VoxEU Column COVID-19

Decomposing demand and supply shocks during COVID-19

Recent academic discussions have sought to understand whether the economic impact of the COVID-19 crisis and associated lockdown should be ascribed to demand or supply shocks. This debate is of some importance since the underlying shock can have significant implications for stabilisation policy. This column tries to answer these questions by using data on hours worked and wages to estimate labour demand and supply shocks for the aggregate economy and for different sectors through an econometric model. It finds that while labour supply shocks accounted for a larger share of the fall in hours, both shocks were important.

In response to the COVID-19 outbreak, governments and public health authorities around the world implemented confinement and mitigation measures such as social distancing. These measures effectively led to the controlled shutdown of entire sectors of the economy, especially those that supply economic activities and services involving high physical contact with other people, such as restaurants, hairdressers, airlines, etc.
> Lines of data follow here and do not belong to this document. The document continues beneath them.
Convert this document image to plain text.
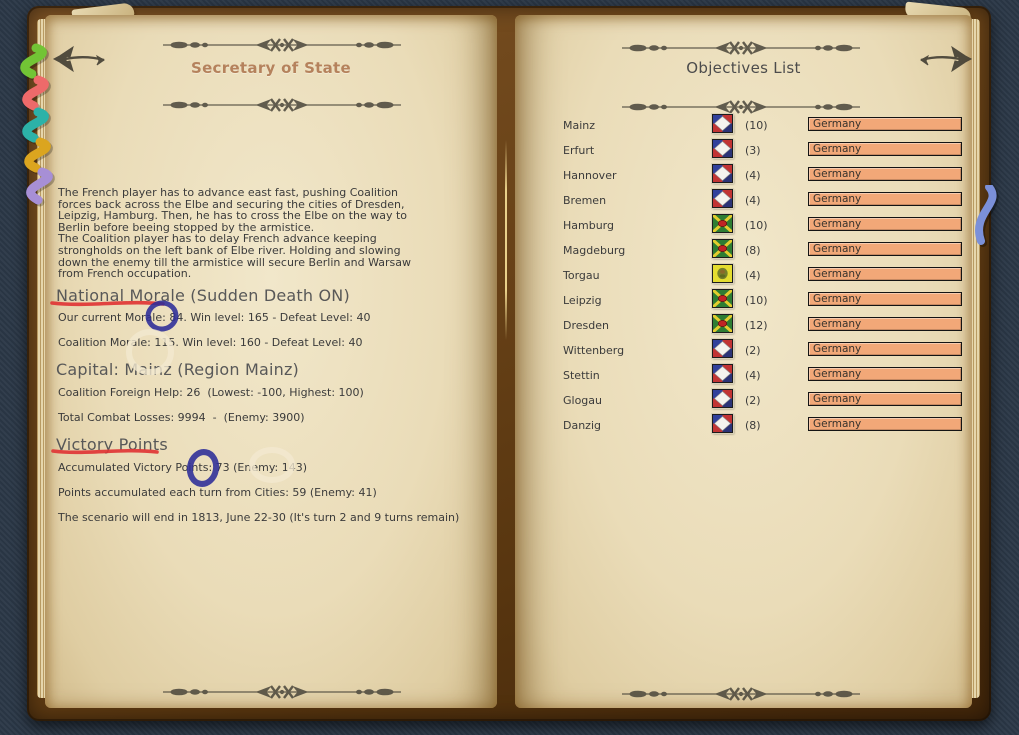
Secretary of State
The French player has to advance east fast, pushing Coalition
forces back across the Elbe and securing the cities of Dresden,
Leipzig, Hamburg. Then, he has to cross the Elbe on the way to
Berlin before beeing stopped by the armistice.
The Coalition player has to delay French advance keeping
strongholds on the left bank of Elbe river. Holding and slowing
down the enemy till the armistice will secure Berlin and Warsaw
from French occupation.
National Morale (Sudden Death ON)
Our current Morale: 84. Win level: 165 - Defeat Level: 40
Coalition Morale: 115. Win level: 160 - Defeat Level: 40
Capital: Mainz (Region Mainz)
Coalition Foreign Help: 26  (Lowest: -100, Highest: 100)
Total Combat Losses: 9994  -  (Enemy: 3900)
Victory Points
Accumulated Victory Points: 73 (Enemy: 143)
Points accumulated each turn from Cities: 59 (Enemy: 41)
The scenario will end in 1813, June 22-30 (It's turn 2 and 9 turns remain)
Objectives List
Mainz	(10)	Germany
Erfurt	(3)	Germany
Hannover	(4)	Germany
Bremen	(4)	Germany
Hamburg	(10)	Germany
Magdeburg	(8)	Germany
Torgau	(4)	Germany
Leipzig	(10)	Germany
Dresden	(12)	Germany
Wittenberg	(2)	Germany
Stettin	(4)	Germany
Glogau	(2)	Germany
Danzig	(8)	Germany
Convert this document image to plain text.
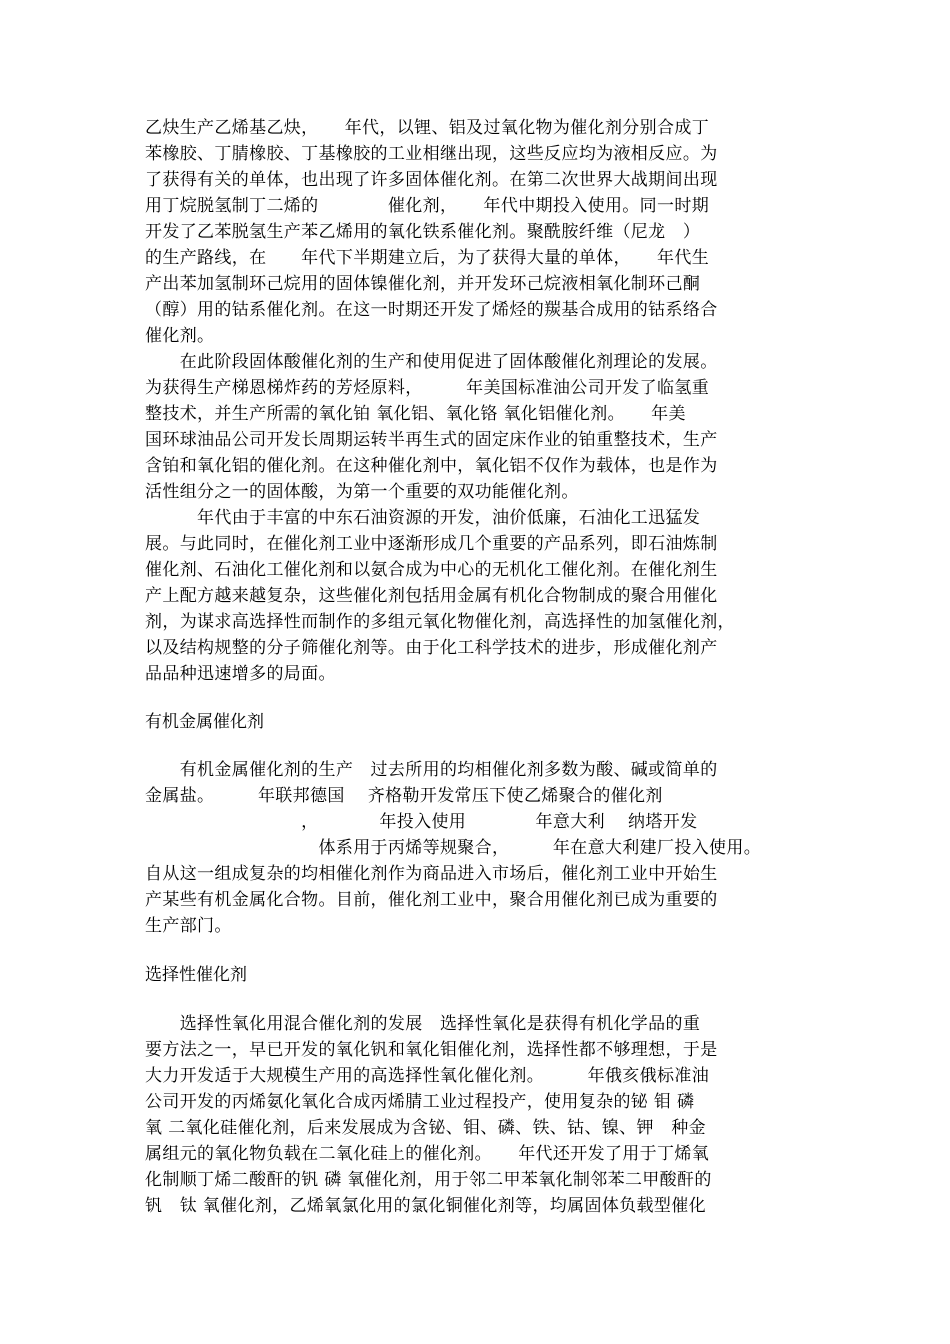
乙炔生产乙烯基乙炔，　　年代，以锂、铝及过氧化物为催化剂分别合成丁
苯橡胶、丁腈橡胶、丁基橡胶的工业相继出现，这些反应均为液相反应。为
了获得有关的单体，也出现了许多固体催化剂。在第二次世界大战期间出现
用丁烷脱氢制丁二烯的　　　　催化剂，　　年代中期投入使用。同一时期
开发了乙苯脱氢生产苯乙烯用的氧化铁系催化剂。聚酰胺纤维（尼龙　）
的生产路线，在　　年代下半期建立后，为了获得大量的单体，　　年代生
产出苯加氢制环己烷用的固体镍催化剂，并开发环己烷液相氧化制环己酮
（醇）用的钴系催化剂。在这一时期还开发了烯烃的羰基合成用的钴系络合
催化剂。
　　在此阶段固体酸催化剂的生产和使用促进了固体酸催化剂理论的发展。
为获得生产梯恩梯炸药的芳烃原料，　　　年美国标准油公司开发了临氢重
整技术，并生产所需的氧化铂 氧化铝、氧化铬 氧化铝催化剂。　　年美
国环球油品公司开发长周期运转半再生式的固定床作业的铂重整技术，生产
含铂和氧化铝的催化剂。在这种催化剂中，氧化铝不仅作为载体，也是作为
活性组分之一的固体酸，为第一个重要的双功能催化剂。
　　　年代由于丰富的中东石油资源的开发，油价低廉，石油化工迅猛发
展。与此同时，在催化剂工业中逐渐形成几个重要的产品系列，即石油炼制
催化剂、石油化工催化剂和以氨合成为中心的无机化工催化剂。在催化剂生
产上配方越来越复杂，这些催化剂包括用金属有机化合物制成的聚合用催化
剂，为谋求高选择性而制作的多组元氧化物催化剂，高选择性的加氢催化剂，
以及结构规整的分子筛催化剂等。由于化工科学技术的进步，形成催化剂产
品品种迅速增多的局面。
有机金属催化剂
　　有机金属催化剂的生产　过去所用的均相催化剂多数为酸、碱或简单的
金属盐。　　　年联邦德国　 齐格勒开发常压下使乙烯聚合的催化剂
　　　　　　　　　，　　　　年投入使用　　　　年意大利　 纳塔开发
　　　　　　　　　　体系用于丙烯等规聚合，　　　年在意大利建厂投入使用。
自从这一组成复杂的均相催化剂作为商品进入市场后，催化剂工业中开始生
产某些有机金属化合物。目前，催化剂工业中，聚合用催化剂已成为重要的
生产部门。
选择性催化剂
　　选择性氧化用混合催化剂的发展　选择性氧化是获得有机化学品的重
要方法之一，早已开发的氧化钒和氧化钼催化剂，选择性都不够理想，于是
大力开发适于大规模生产用的高选择性氧化催化剂。　　　年俄亥俄标准油
公司开发的丙烯氨化氧化合成丙烯腈工业过程投产，使用复杂的铋 钼 磷
氧 二氧化硅催化剂，后来发展成为含铋、钼、磷、铁、钴、镍、钾　种金
属组元的氧化物负载在二氧化硅上的催化剂。　　年代还开发了用于丁烯氧
化制顺丁烯二酸酐的钒 磷 氧催化剂，用于邻二甲苯氧化制邻苯二甲酸酐的
钒　钛 氧催化剂，乙烯氧氯化用的氯化铜催化剂等，均属固体负载型催化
On one hand, authorities forced many such establishments to close and send their workers home (the so-called lockdowns). On the other hand, consumers themselves also reduced their consumption of these services, regardless of public health policy recommendations.1 Furthermore, as workers in some of these services lose their jobs and income, they also reduce their purchases of other goods and services. This, combined with uncertainty about the evolution of the pandemic, leads to a reduction in demand for goods and services across the board, affecting not just these locked down sectors (Gourinchas 2020).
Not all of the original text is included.